Womens Business, Sherman Galleries, Sydney, 2006
→Jirrawun Artists, William Mora Galleries, Melbourne, 2002
→The Sixteenth National Aboriginal and Torres Strait Islander Art Award Exhibition, Museum and Art Gallery of the Northern Territory, Darwin, 1999
Australian painter.
Born on the Turner River, in the southeast of the Purnululu Ranges of which she is one of the traditional owners, Phyllis Thomas grew up and worked on the Turner farm, where she familiarised herself with both the European world and Aboriginal bush life, on her travels with the initiated women from her family. Later, she moved to Rugun (Crocodile Hole), in the north of Warmun. She played an important role in the establishment of bicultural education programmes in the schools of the region, and then started to paint, following the example of Queenie McKenzie. Her artworks explore themes relating to the various sacred sites, the colonial history of Kimberley, and more recently, body painting.

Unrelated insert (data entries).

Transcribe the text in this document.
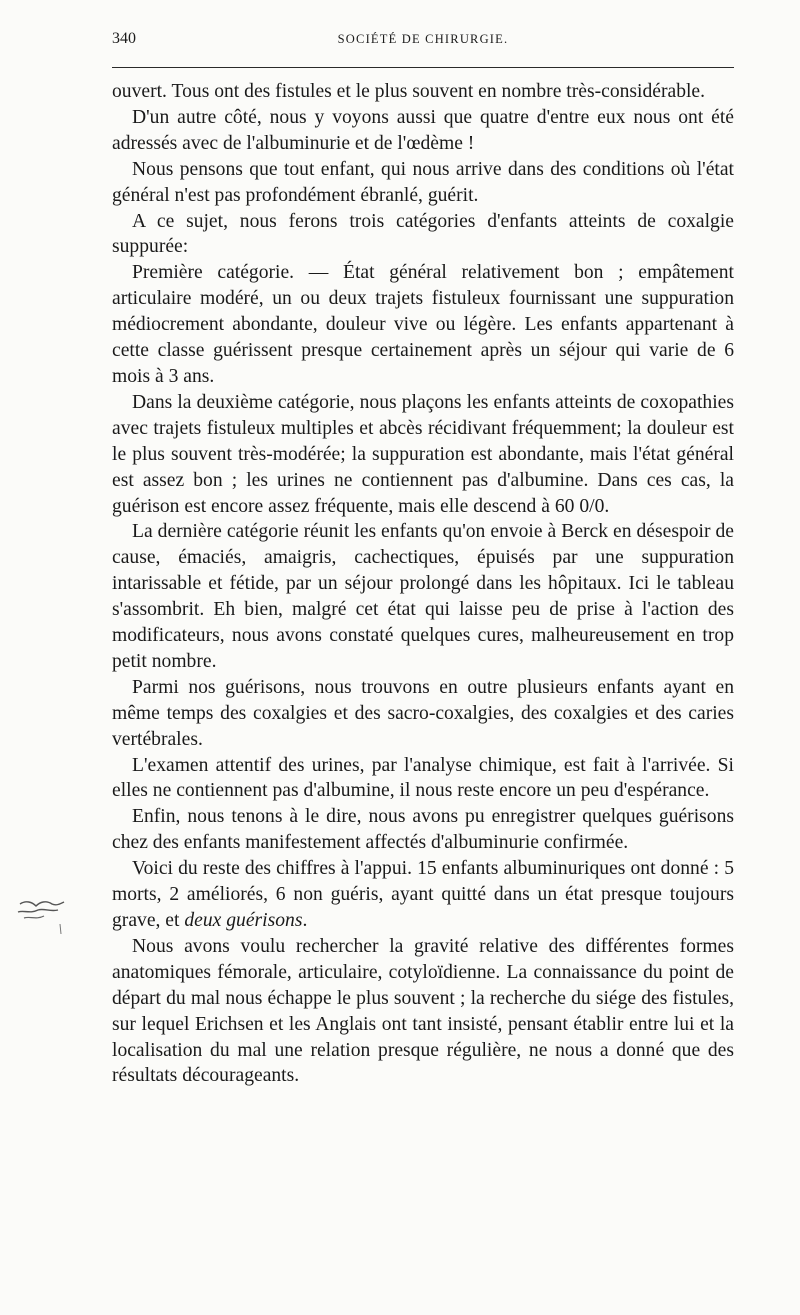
340	SOCIÉTÉ DE CHIRURGIE.

ouvert. Tous ont des fistules et le plus souvent en nombre très-considérable.

D'un autre côté, nous y voyons aussi que quatre d'entre eux nous ont été adressés avec de l'albuminurie et de l'œdème !

Nous pensons que tout enfant, qui nous arrive dans des conditions où l'état général n'est pas profondément ébranlé, guérit.

A ce sujet, nous ferons trois catégories d'enfants atteints de coxalgie suppurée:

Première catégorie. — État général relativement bon ; empâtement articulaire modéré, un ou deux trajets fistuleux fournissant une suppuration médiocrement abondante, douleur vive ou légère. Les enfants appartenant à cette classe guérissent presque certainement après un séjour qui varie de 6 mois à 3 ans.

Dans la deuxième catégorie, nous plaçons les enfants atteints de coxopathies avec trajets fistuleux multiples et abcès récidivant fréquemment; la douleur est le plus souvent très-modérée; la suppuration est abondante, mais l'état général est assez bon ; les urines ne contiennent pas d'albumine. Dans ces cas, la guérison est encore assez fréquente, mais elle descend à 60 0/0.

La dernière catégorie réunit les enfants qu'on envoie à Berck en désespoir de cause, émaciés, amaigris, cachectiques, épuisés par une suppuration intarissable et fétide, par un séjour prolongé dans les hôpitaux. Ici le tableau s'assombrit. Eh bien, malgré cet état qui laisse peu de prise à l'action des modificateurs, nous avons constaté quelques cures, malheureusement en trop petit nombre.

Parmi nos guérisons, nous trouvons en outre plusieurs enfants ayant en même temps des coxalgies et des sacro-coxalgies, des coxalgies et des caries vertébrales.

L'examen attentif des urines, par l'analyse chimique, est fait à l'arrivée. Si elles ne contiennent pas d'albumine, il nous reste encore un peu d'espérance.

Enfin, nous tenons à le dire, nous avons pu enregistrer quelques guérisons chez des enfants manifestement affectés d'albuminurie confirmée.

Voici du reste des chiffres à l'appui. 15 enfants albuminuriques ont donné : 5 morts, 2 améliorés, 6 non guéris, ayant quitté dans un état presque toujours grave, et deux guérisons.

Nous avons voulu rechercher la gravité relative des différentes formes anatomiques fémorale, articulaire, cotyloïdienne. La connaissance du point de départ du mal nous échappe le plus souvent ; la recherche du siége des fistules, sur lequel Erichsen et les Anglais ont tant insisté, pensant établir entre lui et la localisation du mal une relation presque régulière, ne nous a donné que des résultats décourageants.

In 2003, the Art Gallery of Western Australia in Perth acquired the series “The Escape”, eight paintings that tell the story of the flight of the artist’s uncle, pursued by colonial settlers through the mountains. More recently, P. Thomas produced a series of canvases inspired by kija ritual scarring, represented by long translucent white lines that stand out against eight dark ochre panels, spanning over 6 metres.
In 2007, she devised a new ceremony that relates – through dance, song, and painting – the story of the rapid rise to fame of the artists of the Jirrawun Arts collective, once they had completed construction of an ultramodern studio in the bush. A few weeks before his death, Paddy Bedford, the eldest of the artists, had entrusted her with the responsibility of creating this ceremony for the studio. Shortly thereafter, she dreamed of a new ritual that aimed to integrate this creative space within the network of songlines (the itineraries of mythical ancestors) that crisscross the Australian continent. The women of Jirrawun now present the building dedicated to Aboriginal independence as the kija version of the world famous Sydney Opera House.